As Patrick Mauriès points out in his book Maison Lesage: Haute Couture Embroidery, Saint Laurent approached Francois Lesage because he had worked with Schiaparelli, and from 1976 the two collaborated on a series of fabled shows inspired by artists and poets of the early-20th-century avant-garde. The highlight was the S/S 1988 haute couture Homage to Artists show, featuring jackets embroidered with Van Gogh’s Sunflowers and Irises, that had taken a reported 600 hours to make.
Twelve years after Coco Chanel’s death, Karl Lagerfeld made his debut as artistic director with a black dress embroidered with trompe l’oeil baubles, an ingenious reference to Chanel’s love of costume jewellery. Later collaborations with Lesage similarly paid homage to her style: a coat for Chanel’s A/W 1996-97 haute couture collection was a dazzle of black, gold, grey, red and green sequins, gold mesh and honey-coloured, black and gold cylindrical beads, also showcasing hologram appliqués alluding to the lacquered Chinese coromandel screens in Chanel’s Paris apartment.

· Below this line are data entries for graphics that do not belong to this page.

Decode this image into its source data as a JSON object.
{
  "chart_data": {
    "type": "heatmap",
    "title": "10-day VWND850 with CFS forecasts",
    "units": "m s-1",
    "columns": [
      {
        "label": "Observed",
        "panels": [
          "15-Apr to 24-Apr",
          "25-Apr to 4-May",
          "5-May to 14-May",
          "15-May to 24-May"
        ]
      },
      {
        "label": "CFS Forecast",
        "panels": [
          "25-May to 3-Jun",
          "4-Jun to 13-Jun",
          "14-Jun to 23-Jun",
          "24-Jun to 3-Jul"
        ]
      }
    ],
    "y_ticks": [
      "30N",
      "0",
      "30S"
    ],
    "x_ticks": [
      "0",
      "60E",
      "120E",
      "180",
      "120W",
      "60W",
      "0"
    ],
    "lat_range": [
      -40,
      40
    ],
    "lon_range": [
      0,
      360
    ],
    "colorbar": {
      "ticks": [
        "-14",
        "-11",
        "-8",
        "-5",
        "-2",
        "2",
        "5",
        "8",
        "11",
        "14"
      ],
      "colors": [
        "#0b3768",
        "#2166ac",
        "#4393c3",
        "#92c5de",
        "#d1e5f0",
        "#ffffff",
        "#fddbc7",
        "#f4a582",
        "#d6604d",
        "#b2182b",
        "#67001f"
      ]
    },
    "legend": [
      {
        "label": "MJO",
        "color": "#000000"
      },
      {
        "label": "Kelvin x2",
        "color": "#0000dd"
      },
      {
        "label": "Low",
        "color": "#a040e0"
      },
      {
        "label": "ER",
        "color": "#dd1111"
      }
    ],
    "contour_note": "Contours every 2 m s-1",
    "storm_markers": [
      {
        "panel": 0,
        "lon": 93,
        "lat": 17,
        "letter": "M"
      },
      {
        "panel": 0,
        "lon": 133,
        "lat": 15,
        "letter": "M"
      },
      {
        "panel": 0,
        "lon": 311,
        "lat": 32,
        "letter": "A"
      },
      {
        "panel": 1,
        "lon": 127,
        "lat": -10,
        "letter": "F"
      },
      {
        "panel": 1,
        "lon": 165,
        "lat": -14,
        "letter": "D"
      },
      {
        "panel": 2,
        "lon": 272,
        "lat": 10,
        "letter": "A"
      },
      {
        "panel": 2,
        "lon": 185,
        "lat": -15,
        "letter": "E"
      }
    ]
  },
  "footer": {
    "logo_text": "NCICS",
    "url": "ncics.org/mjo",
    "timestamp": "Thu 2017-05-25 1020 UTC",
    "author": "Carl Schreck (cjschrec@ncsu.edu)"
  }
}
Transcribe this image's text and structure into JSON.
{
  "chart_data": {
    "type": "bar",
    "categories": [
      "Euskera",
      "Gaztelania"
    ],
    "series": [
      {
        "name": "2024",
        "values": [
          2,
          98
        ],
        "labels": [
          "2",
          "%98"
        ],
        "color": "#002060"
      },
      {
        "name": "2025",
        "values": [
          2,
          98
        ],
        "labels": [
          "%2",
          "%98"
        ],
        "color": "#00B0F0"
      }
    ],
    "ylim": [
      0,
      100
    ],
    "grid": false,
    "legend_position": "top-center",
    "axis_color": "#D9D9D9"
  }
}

For Chanel’s A/W 2015-16 haute couture collection, Lagerfeld thrilled the fashion pack again with a show populated by creepy-looking androids that circled the room in 3D-printed boxy jacket suits, while Lagerfeld’s muses, from Kristen Stewart to Julianne Moore, gambled in a casino. The crystals and sequins between and under the 3D-printed components were embroidered by Lesage — by hand.
Lesage Intérieurs, founded in 1993, is based at the Vastrakala “atelier of excellence” on the outskirts of Chennai. To create The Veil, a collaboration with the Bourroullec brothers, 20 expert artisans spent a thousand hours hand-stitching 7,200 oversized PVC paillettes onto a large (6x3m) piece of Kvadrat two-tone fabric in a work that likens stitches to early pixels.
The tweed suit is a Chanel staple — originally inspired by the jackets of Chanel’s one-time boyfriend the Duke of Westminster — and constantly reimagined since. Today, much of the fabric is produced by ACT 3, a weaving atelier in Pau, from design samples created at Lesage, using everything from ribbon to muslin, paper, leather, wool, pearls, rhinestones and pebbles. This pink suit, a homage to the monochrome outfits of Queen Elizabeth II, was designed by Lagerfeld’s successor, Virginie Viard, for Chanel’s acclaimed post-punk 2023-24 Paris-Manchester Métiers d’art collection. The ochre trouser suit, made from a tweed that includes pompoms and fluffy cotton, is a Lagerfeld design for S/S prêt-à-porter 1998.
Before founding her research and design studio Clinique vestimentaire, Jeanne Vicérial co-developed a robotised process for producing no-waste, made-to-measure clothes and worked with Hussein Chalayan. Now represented by the Templon gallery, the artist and fashion designer collaborates and exhibits widely: with Hubert Barrère, she resuscitated the medieval figure of the gisant (tomb effigy) in a sculpture of pleats, threads and drapes that open to reveal bejewelled organs embroidered by Lesage.
After the Paris attacks of November 13, 2015 ended his rugby career, Aristide Barraud turned to writing, photography and making art. In this monumental work conceived with Hubert Barrère, hundreds of starlings have been embroidered by thousands of hands on several layers of organza, celebrating a “natural phenomenon of collective symbiosis in an increasingly fragmented society”. It’s back in Paris after free workshops in Marseilles, Dakar, Venice and Hyères, in which members of the public were invited to add their individual stitch to the collective whole.